4. The 'evidence' Buddhist produced, saying this festival is from India etc, cannot be sustained because there are evidences found, that late buddhist literature copied many ideas from early taoist literature.

5. zhong yuan festival is calculated using chinese calendar and for crying out loud, inda has a different system. Highly not possible for it to be able to calculate the festival and fall on the same date.

6. practice of burning papers, dated to also Han dynasty, a way to give offerings, paper was used to replace real artifacts and through burning, its transmit across dimension, from physical world to spiritual. It was never the intention to be comercialized and overly modernized or to burn in great ridiculous quantity.
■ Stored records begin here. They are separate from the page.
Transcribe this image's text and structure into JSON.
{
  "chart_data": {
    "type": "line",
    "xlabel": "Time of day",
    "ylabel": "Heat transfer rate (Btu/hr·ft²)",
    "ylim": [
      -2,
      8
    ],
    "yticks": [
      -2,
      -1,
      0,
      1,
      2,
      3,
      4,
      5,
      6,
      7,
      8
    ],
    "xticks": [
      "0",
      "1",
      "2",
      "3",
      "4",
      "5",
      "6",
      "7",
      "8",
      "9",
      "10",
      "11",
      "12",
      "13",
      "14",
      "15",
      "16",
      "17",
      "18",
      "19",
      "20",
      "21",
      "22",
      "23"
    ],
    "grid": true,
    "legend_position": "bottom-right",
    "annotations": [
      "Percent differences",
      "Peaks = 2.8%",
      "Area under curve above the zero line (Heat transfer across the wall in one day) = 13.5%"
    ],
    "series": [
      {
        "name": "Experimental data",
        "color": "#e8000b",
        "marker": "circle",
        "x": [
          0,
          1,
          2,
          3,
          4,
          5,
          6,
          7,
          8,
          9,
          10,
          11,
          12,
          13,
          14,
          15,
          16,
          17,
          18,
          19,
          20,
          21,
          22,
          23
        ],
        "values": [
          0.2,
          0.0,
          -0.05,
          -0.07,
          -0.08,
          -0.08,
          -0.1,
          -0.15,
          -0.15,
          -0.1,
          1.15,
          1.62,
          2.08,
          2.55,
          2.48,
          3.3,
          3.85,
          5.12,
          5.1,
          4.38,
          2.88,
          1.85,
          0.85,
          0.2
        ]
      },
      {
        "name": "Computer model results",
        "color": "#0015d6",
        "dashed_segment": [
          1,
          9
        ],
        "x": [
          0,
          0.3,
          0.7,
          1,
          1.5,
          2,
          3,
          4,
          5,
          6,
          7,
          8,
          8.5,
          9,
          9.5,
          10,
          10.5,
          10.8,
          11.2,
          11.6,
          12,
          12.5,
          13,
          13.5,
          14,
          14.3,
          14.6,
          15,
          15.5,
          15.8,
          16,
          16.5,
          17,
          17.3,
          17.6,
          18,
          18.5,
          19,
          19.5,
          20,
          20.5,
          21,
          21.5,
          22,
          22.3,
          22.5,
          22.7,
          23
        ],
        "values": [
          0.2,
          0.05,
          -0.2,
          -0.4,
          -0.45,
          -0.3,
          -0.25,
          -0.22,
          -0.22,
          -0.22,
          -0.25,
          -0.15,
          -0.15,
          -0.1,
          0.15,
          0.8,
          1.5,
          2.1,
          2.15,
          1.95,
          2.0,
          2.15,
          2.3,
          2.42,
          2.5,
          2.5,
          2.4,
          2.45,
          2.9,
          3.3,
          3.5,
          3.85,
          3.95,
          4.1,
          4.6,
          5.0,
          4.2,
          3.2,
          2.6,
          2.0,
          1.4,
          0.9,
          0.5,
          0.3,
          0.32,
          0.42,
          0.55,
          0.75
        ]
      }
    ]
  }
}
Its the sincerity that counts and to do things in moderate has always been part of the chinese teachings. In another words, it is the 'hunger for wealth', 'capitlistic attitude' and overly westernization that lead to people, misunderstanding the true meaning behind.

7. the world of the dead, in chinese pov, is similar to the mortal world, just that they are spiritual and invisible, what ever we need now, they benefit as well. Because of love and compassion, the chinese burn papers and offerings. Easing their sufferings. Bigger scales could be performing of salvation rituals - to provide salvation, leaving the sea of sufferings to the heavenly paradize.

bottome line, it is love, compassion and filial peity that this festival is trying to bring accross.